AT&T’s acquisition of Dobson Cellular likely faces few regulatory hurdles at the FCC or Justice Department, analysts and industry sources agreed Monday. AT&T announced a deal late Friday to buy Dobson for $2.8 billion. Dobson sells service to some 1.7 million customers under the Cellular One brand. Both use GSM-based technology, simplifying system integration. And Dobson has 850 MHz spectrum well-suited to serving rural areas, analysts said. AT&T and Dobsons hope to close the deal this year.
Consumers will face rising phone bills unless the Federal-State Joint Board imposes a cap on the Universal Service Fund (USF) high-cost support for competitive eligible telecommunication carriers (CETCs), said Sen. Robert Casey, D-Pa. In a letter sent to the FCC Friday, Casey said the fund’s growth is due to subsidies for wireless carriers. Without a cap, USF funding will rise as much as $500 million this year, Casey said. Pennsylvania paid $124.9 million more into the fund than carriers received in 2006, he said. “It is a major concern that without a freeze on CETC support distributions, Pennsylvania’s net contributor role to the federal USF will greatly increase.”
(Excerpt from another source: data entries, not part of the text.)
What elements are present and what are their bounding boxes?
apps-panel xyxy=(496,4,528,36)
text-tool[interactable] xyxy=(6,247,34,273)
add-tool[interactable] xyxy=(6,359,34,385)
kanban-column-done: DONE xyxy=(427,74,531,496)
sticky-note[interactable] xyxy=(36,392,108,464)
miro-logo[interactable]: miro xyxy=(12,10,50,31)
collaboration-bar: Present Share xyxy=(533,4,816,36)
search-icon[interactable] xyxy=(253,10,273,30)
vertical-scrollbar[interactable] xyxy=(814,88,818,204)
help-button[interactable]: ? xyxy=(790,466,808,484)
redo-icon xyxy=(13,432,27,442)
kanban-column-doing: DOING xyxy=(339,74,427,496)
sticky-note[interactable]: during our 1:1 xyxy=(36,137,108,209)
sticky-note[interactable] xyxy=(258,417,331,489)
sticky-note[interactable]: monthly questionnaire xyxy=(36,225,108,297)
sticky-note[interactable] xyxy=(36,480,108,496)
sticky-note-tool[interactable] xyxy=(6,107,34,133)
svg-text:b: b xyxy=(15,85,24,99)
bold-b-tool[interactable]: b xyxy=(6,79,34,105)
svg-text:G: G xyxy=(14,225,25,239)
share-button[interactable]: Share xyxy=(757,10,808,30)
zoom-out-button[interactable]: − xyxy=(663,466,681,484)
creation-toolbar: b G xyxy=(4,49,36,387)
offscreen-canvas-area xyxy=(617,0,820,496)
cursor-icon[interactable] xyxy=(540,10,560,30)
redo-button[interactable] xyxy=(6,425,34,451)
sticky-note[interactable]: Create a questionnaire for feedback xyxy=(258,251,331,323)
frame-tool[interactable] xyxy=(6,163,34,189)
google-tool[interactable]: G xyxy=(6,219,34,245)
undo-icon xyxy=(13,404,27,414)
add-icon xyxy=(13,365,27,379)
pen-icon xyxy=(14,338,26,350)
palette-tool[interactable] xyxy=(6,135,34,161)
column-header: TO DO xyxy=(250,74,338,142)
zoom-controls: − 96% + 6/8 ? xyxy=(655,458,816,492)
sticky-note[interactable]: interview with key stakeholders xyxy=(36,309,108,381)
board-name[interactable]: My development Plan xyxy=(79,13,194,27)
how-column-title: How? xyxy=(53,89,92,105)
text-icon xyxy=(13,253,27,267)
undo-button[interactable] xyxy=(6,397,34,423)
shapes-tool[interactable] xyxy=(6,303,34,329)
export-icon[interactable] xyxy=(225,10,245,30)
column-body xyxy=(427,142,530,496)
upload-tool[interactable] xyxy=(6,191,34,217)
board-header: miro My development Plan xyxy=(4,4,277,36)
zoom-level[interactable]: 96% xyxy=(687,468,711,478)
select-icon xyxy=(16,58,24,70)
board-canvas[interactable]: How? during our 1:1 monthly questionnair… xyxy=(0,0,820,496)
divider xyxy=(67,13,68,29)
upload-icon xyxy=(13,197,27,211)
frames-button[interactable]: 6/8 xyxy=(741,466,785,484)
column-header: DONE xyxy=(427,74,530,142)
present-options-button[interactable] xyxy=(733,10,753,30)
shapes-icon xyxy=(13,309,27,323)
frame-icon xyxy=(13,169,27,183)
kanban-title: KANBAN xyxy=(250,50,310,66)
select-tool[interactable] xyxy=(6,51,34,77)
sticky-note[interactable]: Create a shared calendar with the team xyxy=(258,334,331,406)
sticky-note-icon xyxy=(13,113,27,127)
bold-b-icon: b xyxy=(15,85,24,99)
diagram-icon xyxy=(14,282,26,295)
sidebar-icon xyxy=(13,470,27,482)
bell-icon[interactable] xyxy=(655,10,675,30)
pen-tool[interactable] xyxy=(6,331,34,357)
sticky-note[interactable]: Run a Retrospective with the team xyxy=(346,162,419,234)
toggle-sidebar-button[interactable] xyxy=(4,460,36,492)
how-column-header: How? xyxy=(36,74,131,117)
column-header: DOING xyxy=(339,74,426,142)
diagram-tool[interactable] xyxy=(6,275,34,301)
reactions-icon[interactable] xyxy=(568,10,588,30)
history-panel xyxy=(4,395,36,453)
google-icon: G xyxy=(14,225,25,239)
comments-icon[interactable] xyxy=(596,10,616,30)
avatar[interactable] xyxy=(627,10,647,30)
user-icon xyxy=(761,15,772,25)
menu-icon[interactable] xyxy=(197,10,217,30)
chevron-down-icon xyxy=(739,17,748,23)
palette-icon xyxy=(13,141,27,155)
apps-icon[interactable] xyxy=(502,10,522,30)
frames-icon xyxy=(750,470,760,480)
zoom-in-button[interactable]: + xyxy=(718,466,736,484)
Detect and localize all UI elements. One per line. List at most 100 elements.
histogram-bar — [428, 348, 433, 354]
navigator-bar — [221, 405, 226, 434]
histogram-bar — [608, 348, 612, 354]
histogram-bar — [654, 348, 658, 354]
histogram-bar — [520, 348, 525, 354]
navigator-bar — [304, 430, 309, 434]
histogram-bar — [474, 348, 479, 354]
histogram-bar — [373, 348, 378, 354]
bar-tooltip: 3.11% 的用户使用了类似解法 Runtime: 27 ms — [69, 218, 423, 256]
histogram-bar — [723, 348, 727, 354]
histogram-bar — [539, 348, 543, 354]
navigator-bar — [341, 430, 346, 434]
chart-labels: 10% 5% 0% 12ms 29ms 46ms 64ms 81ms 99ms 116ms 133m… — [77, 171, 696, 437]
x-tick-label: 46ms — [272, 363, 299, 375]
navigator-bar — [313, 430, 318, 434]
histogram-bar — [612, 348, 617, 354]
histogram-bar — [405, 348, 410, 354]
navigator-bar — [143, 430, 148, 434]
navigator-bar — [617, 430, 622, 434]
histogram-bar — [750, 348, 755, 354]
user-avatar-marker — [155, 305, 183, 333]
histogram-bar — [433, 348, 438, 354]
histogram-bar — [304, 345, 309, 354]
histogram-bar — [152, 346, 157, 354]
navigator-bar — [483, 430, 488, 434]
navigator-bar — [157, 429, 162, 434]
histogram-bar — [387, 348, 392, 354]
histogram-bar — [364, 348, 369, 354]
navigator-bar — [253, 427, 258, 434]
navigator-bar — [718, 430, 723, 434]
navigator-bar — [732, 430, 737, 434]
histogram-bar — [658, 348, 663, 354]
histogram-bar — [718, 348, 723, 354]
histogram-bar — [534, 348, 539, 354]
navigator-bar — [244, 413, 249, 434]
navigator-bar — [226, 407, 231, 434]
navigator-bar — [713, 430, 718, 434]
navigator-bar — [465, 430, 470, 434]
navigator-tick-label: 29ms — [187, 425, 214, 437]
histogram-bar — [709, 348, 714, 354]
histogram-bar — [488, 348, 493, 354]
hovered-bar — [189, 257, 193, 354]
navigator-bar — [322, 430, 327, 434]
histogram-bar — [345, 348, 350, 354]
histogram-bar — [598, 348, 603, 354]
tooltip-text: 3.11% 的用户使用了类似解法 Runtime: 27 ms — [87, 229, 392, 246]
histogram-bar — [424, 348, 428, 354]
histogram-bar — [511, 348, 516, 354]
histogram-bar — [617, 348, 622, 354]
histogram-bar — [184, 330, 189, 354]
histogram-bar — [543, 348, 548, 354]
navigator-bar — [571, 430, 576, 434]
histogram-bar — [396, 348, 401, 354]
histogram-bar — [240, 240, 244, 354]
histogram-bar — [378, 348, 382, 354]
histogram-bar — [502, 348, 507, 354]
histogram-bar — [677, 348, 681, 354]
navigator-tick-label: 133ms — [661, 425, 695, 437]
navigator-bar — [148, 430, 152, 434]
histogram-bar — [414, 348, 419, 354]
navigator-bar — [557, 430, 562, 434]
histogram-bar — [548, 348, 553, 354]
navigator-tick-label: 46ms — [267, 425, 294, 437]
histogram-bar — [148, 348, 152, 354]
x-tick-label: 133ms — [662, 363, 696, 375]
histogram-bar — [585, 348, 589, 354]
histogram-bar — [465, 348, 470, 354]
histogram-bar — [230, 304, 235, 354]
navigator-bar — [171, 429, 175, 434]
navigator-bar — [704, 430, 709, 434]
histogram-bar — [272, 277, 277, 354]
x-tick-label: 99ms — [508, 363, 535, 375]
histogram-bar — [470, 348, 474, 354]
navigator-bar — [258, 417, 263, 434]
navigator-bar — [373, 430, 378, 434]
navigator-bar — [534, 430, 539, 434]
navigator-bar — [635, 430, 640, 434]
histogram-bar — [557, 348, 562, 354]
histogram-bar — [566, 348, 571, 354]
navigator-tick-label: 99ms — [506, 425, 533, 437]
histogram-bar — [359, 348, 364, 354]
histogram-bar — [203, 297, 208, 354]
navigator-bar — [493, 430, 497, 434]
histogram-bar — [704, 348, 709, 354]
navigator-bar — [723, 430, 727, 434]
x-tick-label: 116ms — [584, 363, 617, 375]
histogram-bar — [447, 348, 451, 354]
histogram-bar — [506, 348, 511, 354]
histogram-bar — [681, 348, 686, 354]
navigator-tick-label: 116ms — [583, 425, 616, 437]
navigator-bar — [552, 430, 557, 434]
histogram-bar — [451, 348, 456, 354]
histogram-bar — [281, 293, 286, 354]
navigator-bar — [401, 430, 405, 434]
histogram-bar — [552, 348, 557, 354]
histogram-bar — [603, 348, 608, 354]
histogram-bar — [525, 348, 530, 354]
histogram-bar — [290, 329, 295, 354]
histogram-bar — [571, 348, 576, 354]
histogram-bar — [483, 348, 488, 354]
Colleges’ Universal Service Fund (USF) costs will rise “astronomically” if the FCC moves fund contributions from a revenue- to a numbers-based approach, universities and a higher education group told Communications Daily. Colleges could have to choose between removing dormitory phones and paying the drastically higher fees, they said. Either way, there will be “negative financial, technical and social impact,” said Jeri Semer, executive director of the Association for Communications Technology Professionals in Higher Education (ACUTA). FCC chairman Kevin Martin last May said he has “long favored” a numbers-based model and plans to propose to reform USF contribution this fall (CD May 15 p1).
Windstream and CenturyTel asked the Arkansas Public Service Commission to suspend Alltel’s petition for wireless eligible telecom carrier (ETC) status because of doubts about its merits and the petition’s potential to affect the swelling federal high-cost universal service fund. The incumbents (Case 07-028-U) said Alltel didn’t show it needs universal service subsidies to build out wireless service in the rural territories at issue, and that Alltel already serves rural markets without subsidy. The PSC should look at how more ETC designations such as Alltel seeks may exacerbate problems from explosive growth in the federal universal service fund, they said.
To encourage rural broadband deployment, the FCC should redistribute rural wireless Universal Service Fund (USF) subsidies, Qwest said Wednesday. The Bell filed a plan with the FCC to alter the USF to bring broadband to unserved areas without raising USF fees and surcharges shown on phone bills. The plan would divert money from wireless competitive eligible telecommunications carriers (CETCs) by distributing CETC subsidies per household instead of per connection. About $1 billion of the $4 billion “high-cost” portion of the USF goes to wireless CETCs, but half of wireless customers are on family plans, averaging three lines per household, said Steve Davis, Qwest public policy senior vice president. A per-household system would free funds for use in upping broadband deployment, he said.